Specific information about the different types of external radiotherapy.

Conformal radiotherapy is also called three-dimensional (3D) conformal radiotherapy. It is a very commonly used type of radiotherapy. The radiation beams are precisely focused so that nearby healthy tissue is spared. This results in fewer side-effects, allowing a higher dose of radiation to be given.

Stereotactic radiotherapy (SRT) is a type of highly precise radiation therapy used to treat tumours and other abnormalities in the body. It delivers focused, high-dose radiation beams to a specific target while minimising exposure to the surrounding healthy tissues. There are 2 main types:

1. Stereotactic radiosurgery (SRS) – Despite the name, SRS is not surgery. It’s a one-time, high-dose treatment typically used for small brain tumours or metastases (disease that has spread from another area). Rarely, the treatment may require between 3-5 sessions.

2. Stereotactic body radiotherapy (SBRT) – Also called stereotactic ablative radiotherapy (SABR), this involves multiple (usually between 1–8) sessions of focused radiation.

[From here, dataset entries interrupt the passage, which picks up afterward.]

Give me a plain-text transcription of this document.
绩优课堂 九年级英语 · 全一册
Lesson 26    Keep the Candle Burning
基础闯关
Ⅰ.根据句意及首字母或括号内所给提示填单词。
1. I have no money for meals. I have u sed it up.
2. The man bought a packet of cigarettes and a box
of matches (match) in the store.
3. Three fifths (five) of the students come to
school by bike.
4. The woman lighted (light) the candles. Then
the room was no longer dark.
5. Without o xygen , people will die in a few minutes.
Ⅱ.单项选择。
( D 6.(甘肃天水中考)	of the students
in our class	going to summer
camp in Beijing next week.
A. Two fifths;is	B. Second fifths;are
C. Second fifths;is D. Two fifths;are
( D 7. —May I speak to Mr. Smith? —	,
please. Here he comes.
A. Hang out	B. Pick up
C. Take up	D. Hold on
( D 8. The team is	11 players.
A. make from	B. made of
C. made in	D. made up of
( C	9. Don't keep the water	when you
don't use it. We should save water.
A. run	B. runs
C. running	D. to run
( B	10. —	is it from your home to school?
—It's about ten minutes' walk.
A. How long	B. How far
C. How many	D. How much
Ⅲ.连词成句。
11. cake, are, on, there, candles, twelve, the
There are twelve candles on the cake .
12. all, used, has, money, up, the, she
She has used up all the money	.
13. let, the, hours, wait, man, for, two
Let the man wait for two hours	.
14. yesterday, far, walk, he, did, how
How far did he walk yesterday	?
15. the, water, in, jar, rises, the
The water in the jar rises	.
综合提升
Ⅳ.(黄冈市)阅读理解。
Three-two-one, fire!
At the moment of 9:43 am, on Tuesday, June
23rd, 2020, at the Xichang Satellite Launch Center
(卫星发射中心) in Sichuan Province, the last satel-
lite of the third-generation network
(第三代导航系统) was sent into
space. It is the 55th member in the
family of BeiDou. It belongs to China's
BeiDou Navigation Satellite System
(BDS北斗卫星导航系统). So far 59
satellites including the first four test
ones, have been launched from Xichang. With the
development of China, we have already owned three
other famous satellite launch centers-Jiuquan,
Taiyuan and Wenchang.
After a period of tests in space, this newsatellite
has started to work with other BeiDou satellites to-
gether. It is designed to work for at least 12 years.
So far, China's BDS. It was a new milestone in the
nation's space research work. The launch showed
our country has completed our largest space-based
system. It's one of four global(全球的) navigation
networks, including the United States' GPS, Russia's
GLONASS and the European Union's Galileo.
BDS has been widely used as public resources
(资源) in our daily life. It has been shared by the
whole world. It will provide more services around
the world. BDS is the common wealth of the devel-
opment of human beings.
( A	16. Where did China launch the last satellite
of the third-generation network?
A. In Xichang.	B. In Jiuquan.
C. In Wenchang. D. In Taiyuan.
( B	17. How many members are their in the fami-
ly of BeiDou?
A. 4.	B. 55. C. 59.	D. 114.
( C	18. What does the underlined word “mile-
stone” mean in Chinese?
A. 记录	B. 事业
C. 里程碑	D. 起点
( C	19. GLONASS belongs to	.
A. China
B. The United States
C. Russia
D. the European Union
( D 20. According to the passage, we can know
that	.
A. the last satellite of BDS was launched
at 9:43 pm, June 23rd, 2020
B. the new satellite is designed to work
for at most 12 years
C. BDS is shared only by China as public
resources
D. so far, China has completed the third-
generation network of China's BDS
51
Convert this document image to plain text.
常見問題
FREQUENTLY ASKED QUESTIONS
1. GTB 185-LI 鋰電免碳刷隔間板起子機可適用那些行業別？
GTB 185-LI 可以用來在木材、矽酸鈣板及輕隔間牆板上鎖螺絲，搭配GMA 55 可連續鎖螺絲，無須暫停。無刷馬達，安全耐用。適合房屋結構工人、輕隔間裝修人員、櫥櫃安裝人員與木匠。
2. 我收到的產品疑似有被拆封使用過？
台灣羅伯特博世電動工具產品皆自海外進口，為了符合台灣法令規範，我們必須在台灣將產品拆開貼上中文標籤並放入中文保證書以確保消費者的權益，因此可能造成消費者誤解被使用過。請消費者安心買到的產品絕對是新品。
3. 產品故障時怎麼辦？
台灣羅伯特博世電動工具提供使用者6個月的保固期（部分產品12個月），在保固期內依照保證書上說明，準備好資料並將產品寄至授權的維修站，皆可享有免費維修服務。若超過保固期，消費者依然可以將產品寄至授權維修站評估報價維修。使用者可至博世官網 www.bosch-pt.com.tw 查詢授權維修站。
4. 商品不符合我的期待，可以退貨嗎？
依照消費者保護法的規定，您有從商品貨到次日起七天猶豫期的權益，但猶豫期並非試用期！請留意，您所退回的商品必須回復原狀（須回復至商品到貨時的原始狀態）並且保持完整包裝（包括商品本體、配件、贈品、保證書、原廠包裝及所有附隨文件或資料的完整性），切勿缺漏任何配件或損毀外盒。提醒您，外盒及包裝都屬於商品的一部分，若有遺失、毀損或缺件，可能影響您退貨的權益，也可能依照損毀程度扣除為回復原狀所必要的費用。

It's used for tumours in the lung, liver, spine, prostate, and other parts of the body.

Stereotactic radiotherapy is a non-invasive alternative to surgery, has a shorter treatment time compared to conventional radiotherapy and and is effective at controlling small tumours. Your medical team will advise you if stereotactic radiotherapy might be a suitable treatment for your type of cancer.

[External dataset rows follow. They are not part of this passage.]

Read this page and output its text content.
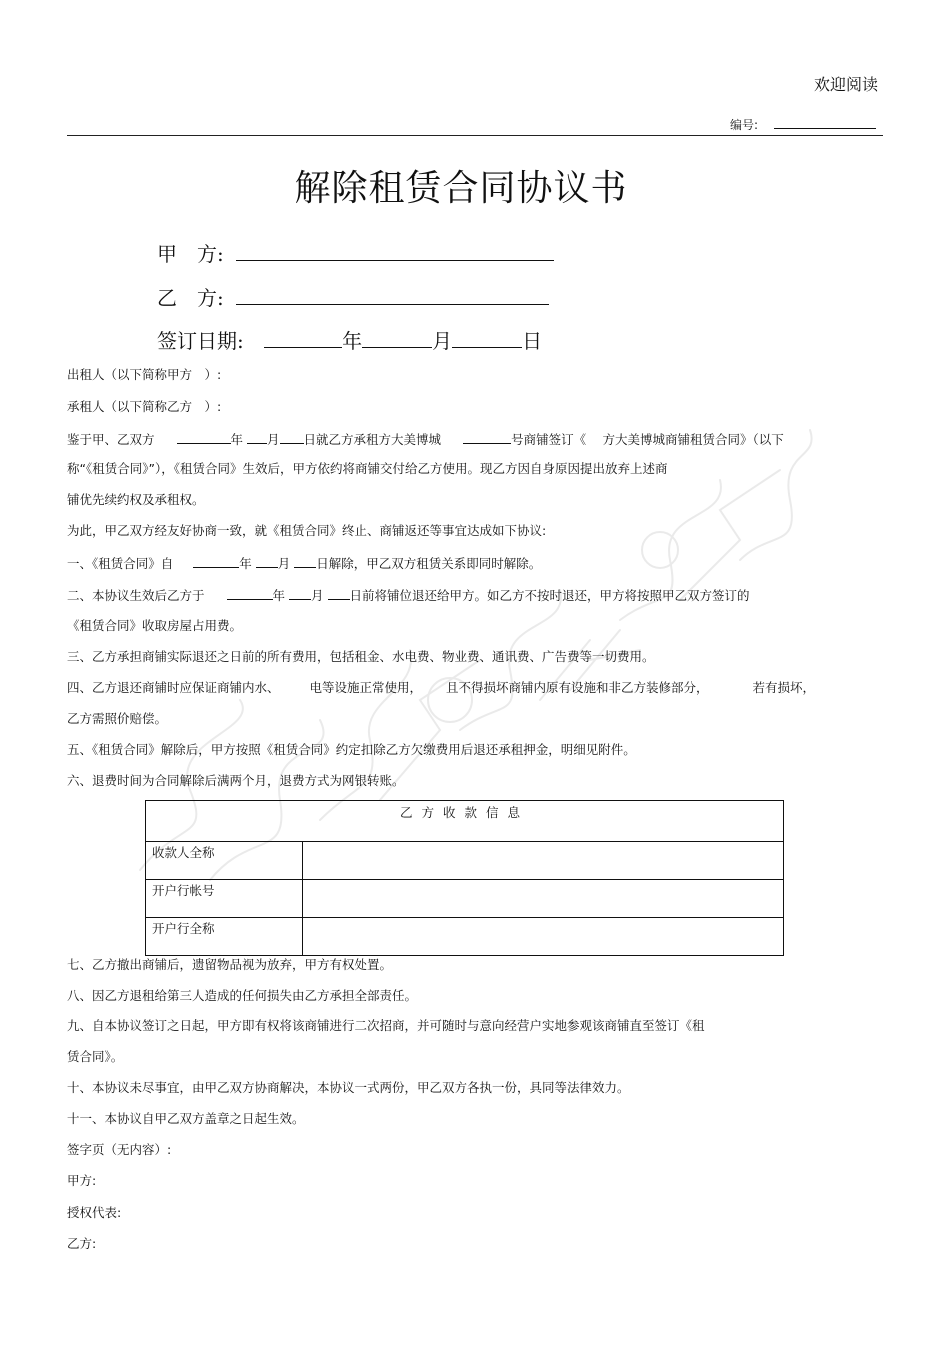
欢迎阅读
编号:
解除租赁合同协议书
甲　方:
乙　方:
签订日期:	年	月	日
出租人（以下简称甲方　）:
承租人（以下简称乙方　）:
鉴于甲、乙双方	年 月 日就乙方承租方大美博城	号商铺签订《　 方大美博城商铺租赁合同》（以下
称“《租赁合同》”），《租赁合同》生效后，甲方依约将商铺交付给乙方使用。现乙方因自身原因提出放弃上述商
铺优先续约权及承租权。
为此，甲乙双方经友好协商一致，就《租赁合同》终止、商铺返还等事宜达成如下协议:
一、《租赁合同》自	年 月 日解除，甲乙双方租赁关系即同时解除。
二、本协议生效后乙方于	年 月 日前将铺位退还给甲方。如乙方不按时退还，甲方将按照甲乙双方签订的
《租赁合同》收取房屋占用费。
三、乙方承担商铺实际退还之日前的所有费用，包括租金、水电费、物业费、通讯费、广告费等一切费用。
四、乙方退还商铺时应保证商铺内水、 电等设施正常使用， 且不得损坏商铺内原有设施和非乙方装修部分，	若有损坏，
乙方需照价赔偿。
五、《租赁合同》解除后，甲方按照《租赁合同》约定扣除乙方欠缴费用后退还承租押金，明细见附件。
六、退费时间为合同解除后满两个月，退费方式为网银转账。
乙方收款信息	
收款人全称	
开户行帐号	
开户行全称	
七、乙方撤出商铺后，遗留物品视为放弃，甲方有权处置。
八、因乙方退租给第三人造成的任何损失由乙方承担全部责任。
九、自本协议签订之日起，甲方即有权将该商铺进行二次招商，并可随时与意向经营户实地参观该商铺直至签订《租
赁合同》。
十、本协议未尽事宜，由甲乙双方协商解决，本协议一式两份，甲乙双方各执一份，具同等法律效力。
十一、本协议自甲乙双方盖章之日起生效。
签字页（无内容）:
甲方:
授权代表:
乙方:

DIBH is used when radiotherapy is given to the chest area. The idea is that you take deep breaths and hold them for short periods while the radiation is delivered, to shift your heart and other structures away from the beam of radiation. For example, when giving radiotherapy to the left breast, which is near the heart. When you stop holding your breath, the radiation beam is switched off. Your radiation therapist will help you during this treatment so that you know how to breathe the right way.

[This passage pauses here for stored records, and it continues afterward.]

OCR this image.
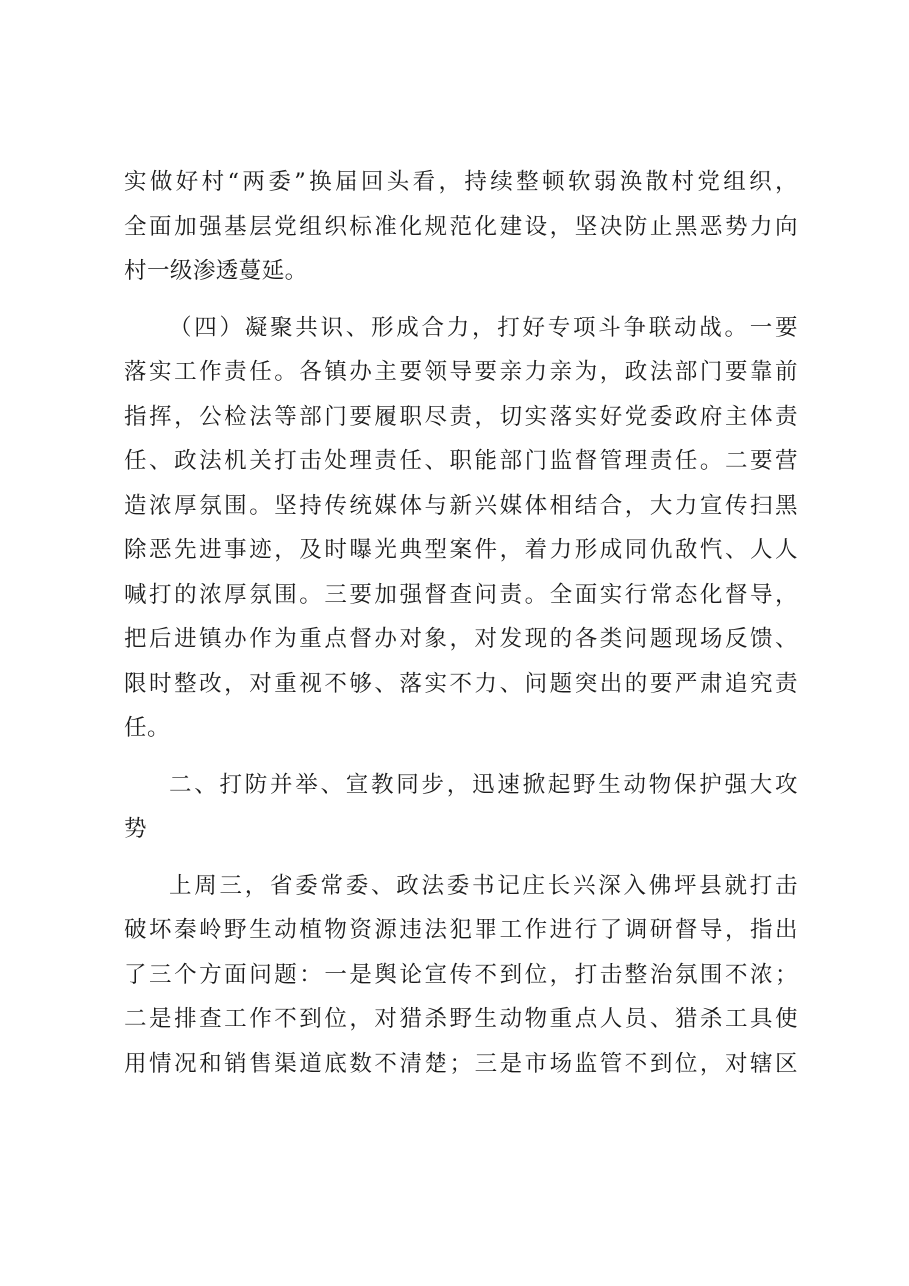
实做好村“两委”换届回头看，持续整顿软弱涣散村党组织，
全面加强基层党组织标准化规范化建设，坚决防止黑恶势力向
村一级渗透蔓延。
（四）凝聚共识、形成合力，打好专项斗争联动战。一要
落实工作责任。各镇办主要领导要亲力亲为，政法部门要靠前
指挥，公检法等部门要履职尽责，切实落实好党委政府主体责
任、政法机关打击处理责任、职能部门监督管理责任。二要营
造浓厚氛围。坚持传统媒体与新兴媒体相结合，大力宣传扫黑
除恶先进事迹，及时曝光典型案件，着力形成同仇敌忾、人人
喊打的浓厚氛围。三要加强督查问责。全面实行常态化督导，
把后进镇办作为重点督办对象，对发现的各类问题现场反馈、
限时整改，对重视不够、落实不力、问题突出的要严肃追究责
任。
二、打防并举、宣教同步，迅速掀起野生动物保护强大攻
势
上周三，省委常委、政法委书记庄长兴深入佛坪县就打击
破坏秦岭野生动植物资源违法犯罪工作进行了调研督导，指出
了三个方面问题：一是舆论宣传不到位，打击整治氛围不浓；
二是排查工作不到位，对猎杀野生动物重点人员、猎杀工具使
用情况和销售渠道底数不清楚；三是市场监管不到位，对辖区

Intensity-modulated radiotherapy (IMRT) can shape the radiotherapy beams so that different doses of radiotherapy can be given to different parts of the treatment area. For example, if you are having radiation to your throat for throat cancer, the lymph nodes in your neck will also need treatment but at a much lower dose. 

With IMRT you will receive a higher dose to your throat and a lower dose to your neck lymph nodes. IMRT also helps to reduce doses of radiation to normal, healthy tissues compared to standard radiotherapy.

VMAT is a form of IMRT that allows for even more efficient and accurate use of intensity-modulated radiotherapy. VMAT is not suitable for everyone – your multidisciplinary team will decide about this treatment based on your needs. It is also not as widely available as IMRT. 

Often tumours can move between and during radiotherapy. For example, when you breathe, swallow or fill your bladder. Image-guided radiotherapy (IGRT) allows for changes in your tumour’s location. 

Images are taken of your body every time you have treatment. These images help your therapists to adjust your radiotherapy so that it is targeting the tumour. By constantly checking the size and location of the tumour, your doctors can make sure that your treatment is as accurate as possible.

For some types of blood cancers like leukaemia you may need radiotherapy to your whole body. This is called total body irradiation, or TBI.

TBI is usually part of the preparation before you have a bone marrow or stem cell transplant. The radiation helps by destroying your existing bone marrow, including any cancer cells. After this, you will receive healthy bone marrow or stem cells to help your body make new, healthy blood cells. 

Read more about total body irradiation.

Contact radiotherapy can be used to treat cancers on the surface of your skin. These include basal cell carcinomas (BCCs), squamous cell carcinomas (SCCs) and other skin conditions. It uses energies much lower than those of the linear accelerators. Sometimes it is used to treat secondary cancer in the bone, for example in the ribs. Different sizes of applicators can be used, depending on the size of the treatment area. The applicator is put into the head of the machine and then placed on the skin surface. This is why it is called contact radiotherapy.

PBT is a type of radiation treatment that uses protons rather than X-rays (photons) to treat tumours. With PBT, a dose of high-energy protons is targeted directly at the tumour, reducing the radiation given to surrounding healthy tissues and vital organs. 

PBT is only suitable for a small number of people with specific types of tumours. PBT is not currently available in Ireland. 

If your doctor recommends PBT, you will need to travel abroad to receive it.

More information on proton beam therapy

Carbon ion radiotherapy is an advanced type of radiation treatment that uses heavy particles (carbon ions) instead of X-rays. 

It delivers high-energy radiation that can destroy cancer cells more effectively, especially in hard-to-treat or radioresistant tumours – these are tumours that are less sensitive to radiation therapy, which makes traditional radiotherapy treatment less effective. 

The treatment is very precise, so it spares healthy tissue near the treatment site. 

Carbon ion radiotherapy is not currently available in Ireland. If your doctor recommends this treatment, you must travel abroad to receive it.